Knowing that dynamically supporting a structure is usually the answer to get megastructures much bigger (think of atlas towers and dynamically supported orbital rings, which use mass stream technology), I was wondering if active support could be applied to Banks Orbitals and Ringworlds, which are usually considered impossible without unobtainium. Obviously, "materials" with high compressive strengths won't really help me here.
However the basic job of the spinning ring is to resist the centrifugal force. So what if we could compress the ring somehow to supply a counterforce. The main issue that arises from this is of cause that the friction between the ring, which will spin at hundreds of kilometers per second and basically anything, will have spectacular results. We would need a frictionless surface. For now, let's assume that the engineers got some kind of absolutely frictionless unobtainium coating. (maybe superconducting magnets could provide a frictionless interface?)
The basic design of such a structure would be a spinning ring around a central source of gravity and an encasing, slowly counter-rotating support mass. The support mass is well below its orbital velocity, thus it would fall down towards the gravity source. However, the spinning rings centrifugal force would balance out the forces.

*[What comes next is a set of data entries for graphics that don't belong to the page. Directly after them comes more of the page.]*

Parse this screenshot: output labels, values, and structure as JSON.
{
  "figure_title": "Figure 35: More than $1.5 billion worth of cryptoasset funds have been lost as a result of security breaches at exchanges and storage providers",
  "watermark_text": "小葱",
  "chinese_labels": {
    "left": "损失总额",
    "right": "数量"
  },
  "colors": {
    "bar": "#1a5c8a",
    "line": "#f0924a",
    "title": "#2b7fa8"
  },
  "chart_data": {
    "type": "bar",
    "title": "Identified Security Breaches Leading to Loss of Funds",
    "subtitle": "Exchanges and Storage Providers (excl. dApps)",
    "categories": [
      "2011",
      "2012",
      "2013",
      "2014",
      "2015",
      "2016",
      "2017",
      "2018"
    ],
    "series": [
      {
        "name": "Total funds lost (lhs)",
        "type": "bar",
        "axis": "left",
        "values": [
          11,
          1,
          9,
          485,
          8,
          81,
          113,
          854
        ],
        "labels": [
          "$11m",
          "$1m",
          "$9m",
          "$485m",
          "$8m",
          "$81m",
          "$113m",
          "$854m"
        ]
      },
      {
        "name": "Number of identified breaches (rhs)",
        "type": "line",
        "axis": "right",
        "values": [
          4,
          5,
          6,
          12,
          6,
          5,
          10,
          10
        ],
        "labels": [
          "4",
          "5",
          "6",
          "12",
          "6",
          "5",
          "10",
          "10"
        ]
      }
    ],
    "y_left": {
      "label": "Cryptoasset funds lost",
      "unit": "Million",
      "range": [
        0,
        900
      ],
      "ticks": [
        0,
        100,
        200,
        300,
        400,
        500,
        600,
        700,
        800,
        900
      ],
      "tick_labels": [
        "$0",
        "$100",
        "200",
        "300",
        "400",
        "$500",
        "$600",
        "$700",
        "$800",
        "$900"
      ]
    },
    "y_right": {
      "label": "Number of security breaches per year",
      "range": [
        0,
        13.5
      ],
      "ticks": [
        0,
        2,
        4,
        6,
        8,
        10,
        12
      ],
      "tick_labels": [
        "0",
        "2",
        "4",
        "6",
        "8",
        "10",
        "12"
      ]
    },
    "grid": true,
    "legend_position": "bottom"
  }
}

I'm aware that the counter masses own gravity might become a problem at some point. At some point we might very well be dealing with a circumstellar donut planet, though I think the ring world would be the better bet from a construction materials point of view. I case the question comes up, where one would get the materials to build such a thing, this is pretty much per definition a K2+ project. So starlifting is on the table. And most of the support mass would most likely be metallic hydrogen stored in graphene and metal (what else to do with several planets worth of metals) containers.
The central object could be any of a number of options: a planet, gas-giant, star or black hole. It might very well be the power source of the whole structure, either a fuel depot, a Dyson Sphere or a Penrose Sphere.
I such a structure fundamentally possible? Did I mess up the physics somewhere? Could magnets handle the pressures of the interface?